Markus Rohner, der Gründer von Aplus, erinnerte sich an die besagte Tiefgarage, als Markus Ritter an einer Pressekonferenz davon sprach, er habe nie ein unaufgeräumtes Haus hinterlassen, auch nicht im Stadtrat von Altstätten. In der Abstimmungsbroschüre aus dem Jahr 2011 prognostizierte die Stadt mindestens einen leichten Gewinn. Tatsächlich aber resultierte in den vergangenen Jahren jeweils ein Verlust von über hunderttausend Franken.

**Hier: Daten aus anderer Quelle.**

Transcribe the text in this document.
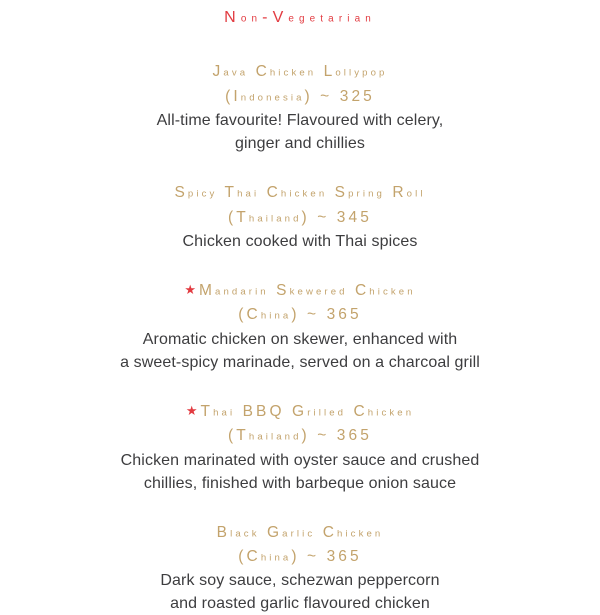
Non-Vegetarian
Java Chicken Lollypop
(Indonesia) ~ 325
All-time favourite! Flavoured with celery,
ginger and chillies
Spicy Thai Chicken Spring Roll
(Thailand) ~ 345
Chicken cooked with Thai spices
★ Mandarin Skewered Chicken
(China) ~ 365
Aromatic chicken on skewer, enhanced with
a sweet-spicy marinade, served on a charcoal grill
★ Thai BBQ Grilled Chicken
(Thailand) ~ 365
Chicken marinated with oyster sauce and crushed
chillies, finished with barbeque onion sauce
Black Garlic Chicken
(China) ~ 365
Dark soy sauce, schezwan peppercorn
and roasted garlic flavoured chicken
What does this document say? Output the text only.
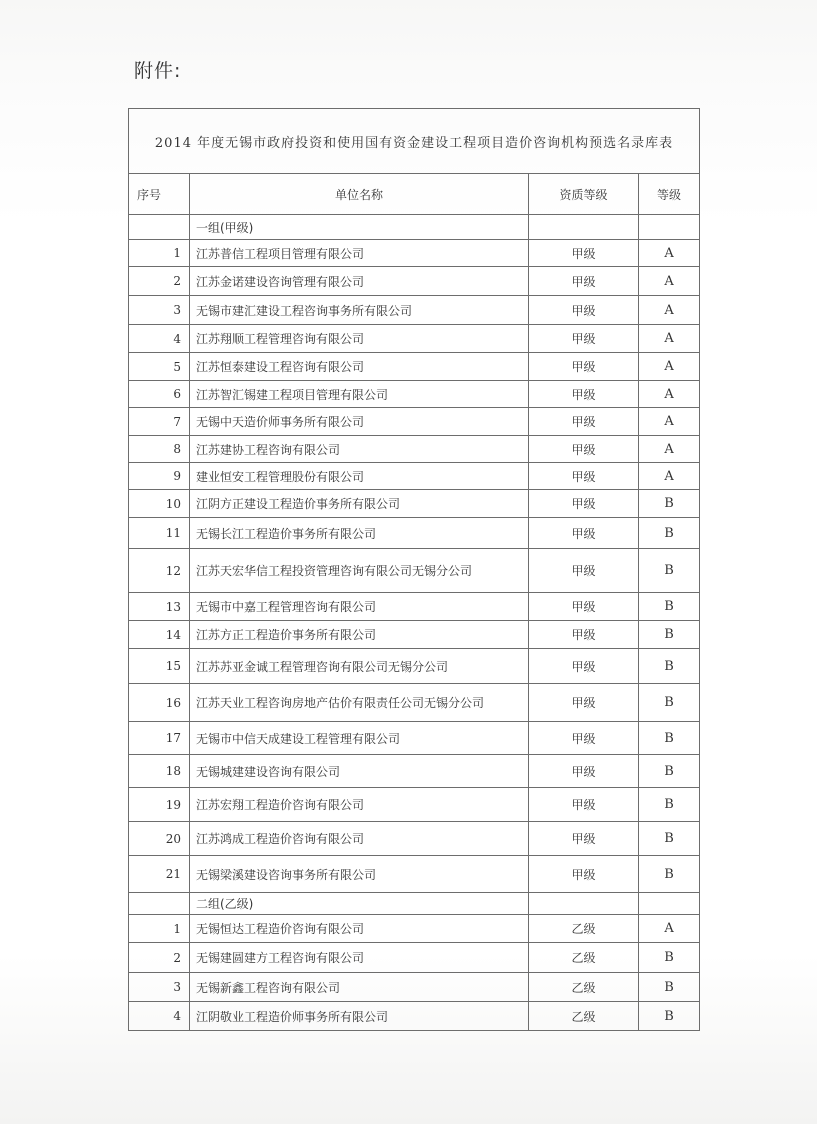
附件:
2014 年度无锡市政府投资和使用国有资金建设工程项目造价咨询机构预选名录库表			
序号	单位名称	资质等级	等级
	一组(甲级)		
1	江苏普信工程项目管理有限公司	甲级	A
2	江苏金诺建设咨询管理有限公司	甲级	A
3	无锡市建汇建设工程咨询事务所有限公司	甲级	A
4	江苏翔顺工程管理咨询有限公司	甲级	A
5	江苏恒泰建设工程咨询有限公司	甲级	A
6	江苏智汇锡建工程项目管理有限公司	甲级	A
7	无锡中天造价师事务所有限公司	甲级	A
8	江苏建协工程咨询有限公司	甲级	A
9	建业恒安工程管理股份有限公司	甲级	A
10	江阴方正建设工程造价事务所有限公司	甲级	B
11	无锡长江工程造价事务所有限公司	甲级	B
12	江苏天宏华信工程投资管理咨询有限公司无锡分公司	甲级	B
13	无锡市中嘉工程管理咨询有限公司	甲级	B
14	江苏方正工程造价事务所有限公司	甲级	B
15	江苏苏亚金诚工程管理咨询有限公司无锡分公司	甲级	B
16	江苏天业工程咨询房地产估价有限责任公司无锡分公司	甲级	B
17	无锡市中信天成建设工程管理有限公司	甲级	B
18	无锡城建建设咨询有限公司	甲级	B
19	江苏宏翔工程造价咨询有限公司	甲级	B
20	江苏鸿成工程造价咨询有限公司	甲级	B
21	无锡梁溪建设咨询事务所有限公司	甲级	B
	二组(乙级)		
1	无锡恒达工程造价咨询有限公司	乙级	A
2	无锡建圆建方工程咨询有限公司	乙级	B
3	无锡新鑫工程咨询有限公司	乙级	B
4	江阴敬业工程造价师事务所有限公司	乙级	B
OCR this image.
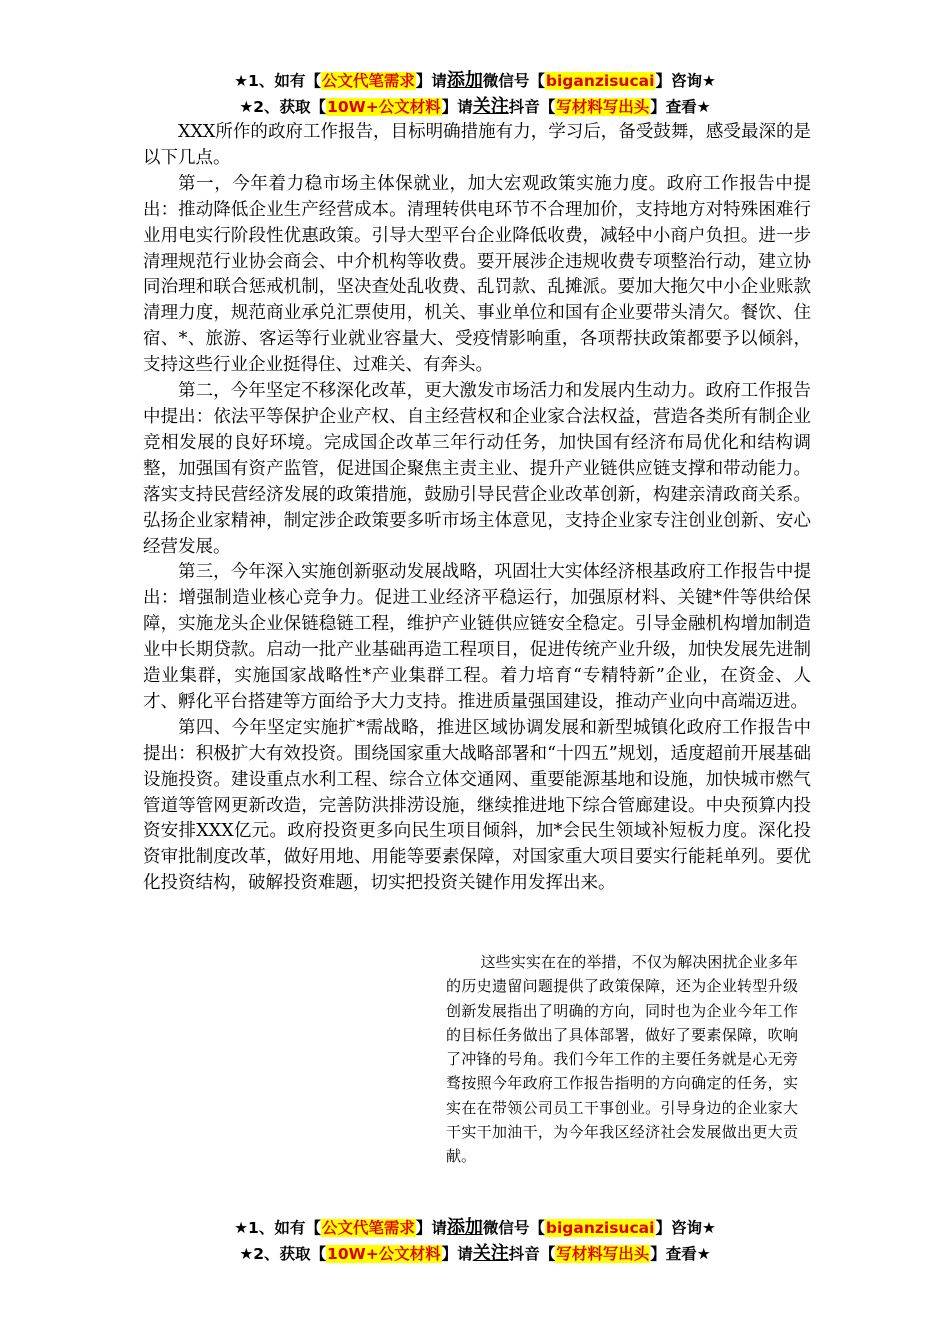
★1、如有【公文代笔需求】请添加微信号【biganzisucai】咨询★
★2、获取【10W+公文材料】请关注抖音【写材料写出头】查看★

XXX所作的政府工作报告，目标明确措施有力，学习后，备受鼓舞，感受最深的是以下几点。

第一，今年着力稳市场主体保就业，加大宏观政策实施力度。政府工作报告中提出：推动降低企业生产经营成本。清理转供电环节不合理加价，支持地方对特殊困难行业用电实行阶段性优惠政策。引导大型平台企业降低收费，减轻中小商户负担。进一步清理规范行业协会商会、中介机构等收费。要开展涉企违规收费专项整治行动，建立协同治理和联合惩戒机制，坚决查处乱收费、乱罚款、乱摊派。要加大拖欠中小企业账款清理力度，规范商业承兑汇票使用，机关、事业单位和国有企业要带头清欠。餐饮、住宿、*、旅游、客运等行业就业容量大、受疫情影响重，各项帮扶政策都要予以倾斜，支持这些行业企业挺得住、过难关、有奔头。

第二，今年坚定不移深化改革，更大激发市场活力和发展内生动力。政府工作报告中提出：依法平等保护企业产权、自主经营权和企业家合法权益，营造各类所有制企业竞相发展的良好环境。完成国企改革三年行动任务，加快国有经济布局优化和结构调整，加强国有资产监管，促进国企聚焦主责主业、提升产业链供应链支撑和带动能力。落实支持民营经济发展的政策措施，鼓励引导民营企业改革创新，构建亲清政商关系。弘扬企业家精神，制定涉企政策要多听市场主体意见，支持企业家专注创业创新、安心经营发展。

第三，今年深入实施创新驱动发展战略，巩固壮大实体经济根基政府工作报告中提出：增强制造业核心竞争力。促进工业经济平稳运行，加强原材料、关键*件等供给保障，实施龙头企业保链稳链工程，维护产业链供应链安全稳定。引导金融机构增加制造业中长期贷款。启动一批产业基础再造工程项目，促进传统产业升级，加快发展先进制造业集群，实施国家战略性*产业集群工程。着力培育“专精特新”企业，在资金、人才、孵化平台搭建等方面给予大力支持。推进质量强国建设，推动产业向中高端迈进。

第四、今年坚定实施扩*需战略，推进区域协调发展和新型城镇化政府工作报告中提出：积极扩大有效投资。围绕国家重大战略部署和“十四五”规划，适度超前开展基础设施投资。建设重点水利工程、综合立体交通网、重要能源基地和设施，加快城市燃气管道等管网更新改造，完善防洪排涝设施，继续推进地下综合管廊建设。中央预算内投资安排XXX亿元。政府投资更多向民生项目倾斜，加*会民生领域补短板力度。深化投资审批制度改革，做好用地、用能等要素保障，对国家重大项目要实行能耗单列。要优化投资结构，破解投资难题，切实把投资关键作用发挥出来。

这些实实在在的举措，不仅为解决困扰企业多年的历史遗留问题提供了政策保障，还为企业转型升级创新发展指出了明确的方向，同时也为企业今年工作的目标任务做出了具体部署，做好了要素保障，吹响了冲锋的号角。我们今年工作的主要任务就是心无旁骛按照今年政府工作报告指明的方向确定的任务，实实在在带领公司员工干事创业。引导身边的企业家大干实干加油干，为今年我区经济社会发展做出更大贡献。

★1、如有【公文代笔需求】请添加微信号【biganzisucai】咨询★
★2、获取【10W+公文材料】请关注抖音【写材料写出头】查看★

Der Journalist Rohner sieht schon eine mögliche Schlagzeile vor sich: «Die Cashcow wird zum Millionengrab!»
Auf die Verluste der Rathaus-Parkgarage angesprochen, bestätigt Markus Ritter, der Stadtrat sei einst von einer mindestens ausgeglichenen Rechnung ausgegangen. «Ich bin aber seit zwölf Jahren nicht mehr im Stadtrat, die gegenwärtige finanzielle Situation ist mir nicht bekannt.» In der Stadt ist es kein Geheimnis, dass die Parkgarage nicht allzu gut ausgelastet sei. Markus Ritter sagt, als Autofahrer falle ihm auf, dass die Tarife sehr günstig seien – was auf die Einnahmen drücken könne.
Für einen kurzen Moment sieht es aus, als habe man ihn mit Zahlen konfrontiert, die ihm nicht präsent seien. Dann versucht er diesen Eindruck sofort zu korrigieren.